Now, back to my opening statement.  Since I have said children, and I'm much too lazy to do something as ridiculous as not letting them watch TV, they watch a lot of 'preschool programming'. After so many years of watching these 'educational' shows, either while half-asleep, half-listening, or three-quarters-drunk, I no longer can stand the banality of this vast animated empire of sweet, cherub-faced, audience addressing demons.  I'm not speaking in generalities here, many cartoons aimed towards toddlers and preschoolers are wonderfully charming and actually educational to boot.  Some of them, however, SOME of them are just fucking awful.

I've seen crazy continuity issues, grammatical errors, random anthropomorphicalities and general technical inaccuracies have gotten to a point that it has melted my brain.  I have for many years excused these things as imagination allowances.  Kid cartoon characters playing make-believe don't have to accurately depict how long it would actually take to get to the moon., or that Saturn isn't actually small enough for a 'person' to sit upon it like it was a giant hippity-hop.  Or that its rings aren't really solid enough to bounce and flip around the planet like a... I don't even know, some kind of twirly-twirl-do-dah.  But when my six-year-old watching says, 'aren't planets supposed to spin around (i.e. orbit)?', I have to admit that they're just fucking awful, stupid and terrible cartoons.

But what am I do to?  Wage war against the children's entertainment industry?  That probably won't turn out well (anybody remember 'Death to Smoochy'?  No?).  It's a gigantic, indestructible industry that has some powerful players, from a bald, Canadian 4 year-old, to a personality-impaired Latina girl with a simian companion, all the way up to a shirtless, giant-eared rodent that is most likely in control of the Universe.  Shit, I can't even buy diapers without some brand name cartoon on it.

Why don't you just buy cloth diapers, you say? Or perhaps organic ones that don't lower themselves to commercial endorsements? Why don't you  just not let your children watch such television, and just not purchase the toys they want and instead buy them well-crafted, unique and brain stimulating toys from individual retailers and not soulless mega stores?  Because I'm not a fucking millionaire, that's why.  I live in the real world and have to worry about paying my mortgage and squeezing the very last drop out of the laundry detergent bottle.

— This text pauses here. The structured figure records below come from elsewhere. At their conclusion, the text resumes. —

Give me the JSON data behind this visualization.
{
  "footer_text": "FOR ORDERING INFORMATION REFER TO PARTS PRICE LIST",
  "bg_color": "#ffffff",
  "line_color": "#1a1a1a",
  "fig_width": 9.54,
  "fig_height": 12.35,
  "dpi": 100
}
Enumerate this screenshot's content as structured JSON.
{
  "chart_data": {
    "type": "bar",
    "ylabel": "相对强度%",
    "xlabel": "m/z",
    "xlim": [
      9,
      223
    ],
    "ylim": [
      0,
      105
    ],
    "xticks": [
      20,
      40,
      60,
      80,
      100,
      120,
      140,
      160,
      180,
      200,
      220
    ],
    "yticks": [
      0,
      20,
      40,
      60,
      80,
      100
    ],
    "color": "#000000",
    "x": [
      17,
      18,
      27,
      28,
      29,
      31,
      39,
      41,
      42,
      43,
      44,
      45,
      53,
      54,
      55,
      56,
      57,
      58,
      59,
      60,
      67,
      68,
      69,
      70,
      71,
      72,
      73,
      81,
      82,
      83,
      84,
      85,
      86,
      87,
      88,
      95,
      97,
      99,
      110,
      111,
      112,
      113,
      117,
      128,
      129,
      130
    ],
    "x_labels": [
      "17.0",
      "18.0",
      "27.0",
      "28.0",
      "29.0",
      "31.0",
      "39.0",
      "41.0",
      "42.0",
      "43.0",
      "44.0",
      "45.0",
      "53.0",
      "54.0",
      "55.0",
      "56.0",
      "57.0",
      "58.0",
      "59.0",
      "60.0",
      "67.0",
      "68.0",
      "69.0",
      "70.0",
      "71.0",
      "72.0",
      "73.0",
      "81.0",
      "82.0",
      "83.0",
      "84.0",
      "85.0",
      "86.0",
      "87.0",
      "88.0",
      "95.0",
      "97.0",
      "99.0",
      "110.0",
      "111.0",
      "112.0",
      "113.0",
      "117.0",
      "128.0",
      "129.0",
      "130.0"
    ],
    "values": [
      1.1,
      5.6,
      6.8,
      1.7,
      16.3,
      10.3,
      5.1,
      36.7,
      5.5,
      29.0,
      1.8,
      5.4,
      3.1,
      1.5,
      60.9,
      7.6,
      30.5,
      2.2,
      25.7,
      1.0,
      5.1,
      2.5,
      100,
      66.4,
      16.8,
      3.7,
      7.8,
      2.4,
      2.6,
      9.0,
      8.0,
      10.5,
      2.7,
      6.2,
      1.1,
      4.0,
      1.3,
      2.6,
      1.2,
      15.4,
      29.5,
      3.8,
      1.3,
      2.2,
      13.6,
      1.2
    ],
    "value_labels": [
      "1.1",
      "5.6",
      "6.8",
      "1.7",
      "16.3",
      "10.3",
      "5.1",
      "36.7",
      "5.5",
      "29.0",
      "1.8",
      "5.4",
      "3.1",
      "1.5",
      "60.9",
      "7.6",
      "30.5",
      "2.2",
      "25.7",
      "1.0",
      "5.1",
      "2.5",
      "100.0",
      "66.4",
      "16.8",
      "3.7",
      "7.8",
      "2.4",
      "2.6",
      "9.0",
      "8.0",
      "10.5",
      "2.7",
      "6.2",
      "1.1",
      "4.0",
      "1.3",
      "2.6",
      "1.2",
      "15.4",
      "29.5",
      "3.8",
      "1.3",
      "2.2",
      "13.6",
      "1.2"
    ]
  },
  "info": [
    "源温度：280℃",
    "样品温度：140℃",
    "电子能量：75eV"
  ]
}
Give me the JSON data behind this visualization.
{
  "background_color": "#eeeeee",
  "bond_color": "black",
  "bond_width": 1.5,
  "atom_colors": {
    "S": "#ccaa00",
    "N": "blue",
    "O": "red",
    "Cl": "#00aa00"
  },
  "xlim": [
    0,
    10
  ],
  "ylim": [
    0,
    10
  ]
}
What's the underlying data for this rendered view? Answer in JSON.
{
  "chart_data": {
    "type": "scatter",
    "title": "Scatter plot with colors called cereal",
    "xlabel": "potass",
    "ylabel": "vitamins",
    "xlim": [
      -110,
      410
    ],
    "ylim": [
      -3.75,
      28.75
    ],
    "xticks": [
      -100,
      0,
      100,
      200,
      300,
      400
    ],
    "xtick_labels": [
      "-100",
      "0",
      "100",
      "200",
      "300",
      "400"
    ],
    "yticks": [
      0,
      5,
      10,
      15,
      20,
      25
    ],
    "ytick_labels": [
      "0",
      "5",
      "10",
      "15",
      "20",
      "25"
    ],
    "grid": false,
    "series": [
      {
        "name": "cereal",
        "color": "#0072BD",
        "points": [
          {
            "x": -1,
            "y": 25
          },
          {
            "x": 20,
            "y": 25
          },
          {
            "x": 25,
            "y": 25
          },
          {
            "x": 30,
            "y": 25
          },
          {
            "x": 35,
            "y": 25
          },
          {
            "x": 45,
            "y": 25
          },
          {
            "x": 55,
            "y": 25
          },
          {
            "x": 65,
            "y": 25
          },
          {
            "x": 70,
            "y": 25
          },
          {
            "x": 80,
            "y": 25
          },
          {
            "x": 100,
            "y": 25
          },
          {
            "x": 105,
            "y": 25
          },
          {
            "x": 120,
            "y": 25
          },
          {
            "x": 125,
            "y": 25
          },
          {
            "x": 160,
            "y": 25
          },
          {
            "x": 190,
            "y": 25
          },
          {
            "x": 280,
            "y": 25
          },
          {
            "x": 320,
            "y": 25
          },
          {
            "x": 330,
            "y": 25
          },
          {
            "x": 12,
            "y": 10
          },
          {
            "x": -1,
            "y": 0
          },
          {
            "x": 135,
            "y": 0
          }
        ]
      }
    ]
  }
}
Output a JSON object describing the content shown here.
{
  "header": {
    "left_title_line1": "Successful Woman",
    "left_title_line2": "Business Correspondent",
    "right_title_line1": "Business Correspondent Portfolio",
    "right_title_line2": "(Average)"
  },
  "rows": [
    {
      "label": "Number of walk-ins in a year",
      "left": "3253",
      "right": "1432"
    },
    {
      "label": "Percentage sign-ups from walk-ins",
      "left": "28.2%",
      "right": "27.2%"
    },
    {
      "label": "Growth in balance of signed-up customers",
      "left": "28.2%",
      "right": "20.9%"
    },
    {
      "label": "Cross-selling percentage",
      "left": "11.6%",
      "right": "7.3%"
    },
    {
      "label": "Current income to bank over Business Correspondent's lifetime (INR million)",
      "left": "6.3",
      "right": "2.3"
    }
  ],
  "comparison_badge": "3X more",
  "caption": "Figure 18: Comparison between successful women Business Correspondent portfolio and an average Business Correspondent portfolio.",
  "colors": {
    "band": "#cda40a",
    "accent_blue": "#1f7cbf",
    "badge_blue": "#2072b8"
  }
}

I would love to have the time, money and energy to escape from the gelatinous children-centric media blob and its slimy ooze that coats everything it touches with smiling, vapid creatures from what surely must be the seventh-level of Hell.  But I don't.  So I remind the ol' offspring that fairy tales and happily-ever-afters are, unfortunately, just stories that aren't real.  I do stuff like talk to them about the human digestive system during dinner, complete with pictures from my old anatomy book.  I always answer their questions honestly, and walk the fine line between abetting their belief in magic and feeling guilty about tricking them with Easter eggs.  In short, I do the best I can with what I got.  And I watch a lot of fucking (good) cartoons to ease the pain.











1 comment:

  1. wickerjennieOctober 05, 2011

    CRAMBO!!

    I haven't thought of that Tom and Jerry one for years. I LOVE those old ones. I totally agree with you. The worst are the new computer animated versions of the Care Bears, Strawberry Shortcake and the like. The characters are floaty pixel poofs that are not anchored to their settings. The stores are inane and have simplistic tales of morality that my dog would sigh at.